Ses pas lourds et difficiles s'enfoncèrent une fois puis deux dans le sol blanc mais alors qu'il s'apprêtait à continuer, un éclat fugace attira son attention. Un bleu différent de tout celui qui régnait autour d'eux, plus clair. Cela n'avait duré qu'une seconde, aussi bref qu'un éclair, mais il l'avait aperçu, cet éclat isolé, il en était certain.

Il plissa les yeux, leva son avant-bras devant son visage, allongea la nuque mais rien n'y fit, il ne voyait plus rien. Il hésita, tourna la tête vers l'endroit où l'autre homme devait continuer à avancer puis inspira et quitta la direction du Sanctuaire.

Peut-être était-ce cela qu'ils cherchaient depuis des jours.
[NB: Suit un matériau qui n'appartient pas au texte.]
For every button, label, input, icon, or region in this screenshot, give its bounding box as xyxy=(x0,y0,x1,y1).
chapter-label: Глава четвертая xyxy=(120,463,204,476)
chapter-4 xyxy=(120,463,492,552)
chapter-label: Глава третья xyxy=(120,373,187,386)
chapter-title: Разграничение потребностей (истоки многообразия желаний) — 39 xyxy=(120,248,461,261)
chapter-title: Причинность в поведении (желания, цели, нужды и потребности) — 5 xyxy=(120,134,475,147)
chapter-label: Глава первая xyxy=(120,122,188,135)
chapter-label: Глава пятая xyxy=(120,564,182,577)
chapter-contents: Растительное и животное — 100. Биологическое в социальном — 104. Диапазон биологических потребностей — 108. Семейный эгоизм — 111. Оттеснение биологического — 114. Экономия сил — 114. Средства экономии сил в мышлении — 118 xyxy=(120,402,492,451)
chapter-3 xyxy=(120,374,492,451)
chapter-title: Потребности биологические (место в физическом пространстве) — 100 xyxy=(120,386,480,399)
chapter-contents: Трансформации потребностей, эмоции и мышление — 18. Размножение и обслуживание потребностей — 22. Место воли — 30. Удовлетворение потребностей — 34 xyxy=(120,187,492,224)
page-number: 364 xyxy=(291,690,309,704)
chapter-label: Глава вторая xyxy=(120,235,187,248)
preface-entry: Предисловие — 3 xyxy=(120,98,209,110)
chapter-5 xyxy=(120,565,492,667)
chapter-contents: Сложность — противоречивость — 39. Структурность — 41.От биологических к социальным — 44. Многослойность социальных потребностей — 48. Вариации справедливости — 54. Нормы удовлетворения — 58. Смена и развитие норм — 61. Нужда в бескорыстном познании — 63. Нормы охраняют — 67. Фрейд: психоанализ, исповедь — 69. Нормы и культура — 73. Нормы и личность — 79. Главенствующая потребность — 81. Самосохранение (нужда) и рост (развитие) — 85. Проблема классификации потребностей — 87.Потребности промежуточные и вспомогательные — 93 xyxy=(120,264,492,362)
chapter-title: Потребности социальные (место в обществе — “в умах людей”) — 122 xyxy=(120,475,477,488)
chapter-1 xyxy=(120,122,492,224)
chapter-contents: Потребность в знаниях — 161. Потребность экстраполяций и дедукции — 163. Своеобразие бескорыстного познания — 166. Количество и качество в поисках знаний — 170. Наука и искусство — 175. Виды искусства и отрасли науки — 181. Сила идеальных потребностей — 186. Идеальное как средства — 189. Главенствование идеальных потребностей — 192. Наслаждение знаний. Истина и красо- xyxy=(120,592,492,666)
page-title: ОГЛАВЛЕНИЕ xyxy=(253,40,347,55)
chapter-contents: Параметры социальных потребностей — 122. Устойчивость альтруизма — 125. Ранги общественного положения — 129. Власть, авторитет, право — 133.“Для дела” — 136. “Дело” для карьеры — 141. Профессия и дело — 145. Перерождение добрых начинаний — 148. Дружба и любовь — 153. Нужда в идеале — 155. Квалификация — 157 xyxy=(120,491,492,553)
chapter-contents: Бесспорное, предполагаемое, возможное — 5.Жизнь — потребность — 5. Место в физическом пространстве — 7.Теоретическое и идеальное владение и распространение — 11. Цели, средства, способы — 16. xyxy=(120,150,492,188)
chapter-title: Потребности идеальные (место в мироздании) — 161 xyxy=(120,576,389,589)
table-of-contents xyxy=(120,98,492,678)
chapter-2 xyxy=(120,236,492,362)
Cette présence confuse qui ébranlait tout le lieu saint d'une angoisse sourde, cette menace invisible qui rôdait autour des murs, tapis dans l'ombre de l'hiver.

Il creusa les épaules et se ramassa sur lui-même, tel le Lion qu'il était, et avança à pas lents.

Une ombre se dessinait, plus haute et maigre que lui, trouble, noire. Pourtant ce n'était pas elle qu'il cherchait à piéger, il en était certain. C'était un vieil arbre mort qui s'était déjà dressé sur son chemin une heure plus tôt, lorsqu'ils avaient commencé leur ronde.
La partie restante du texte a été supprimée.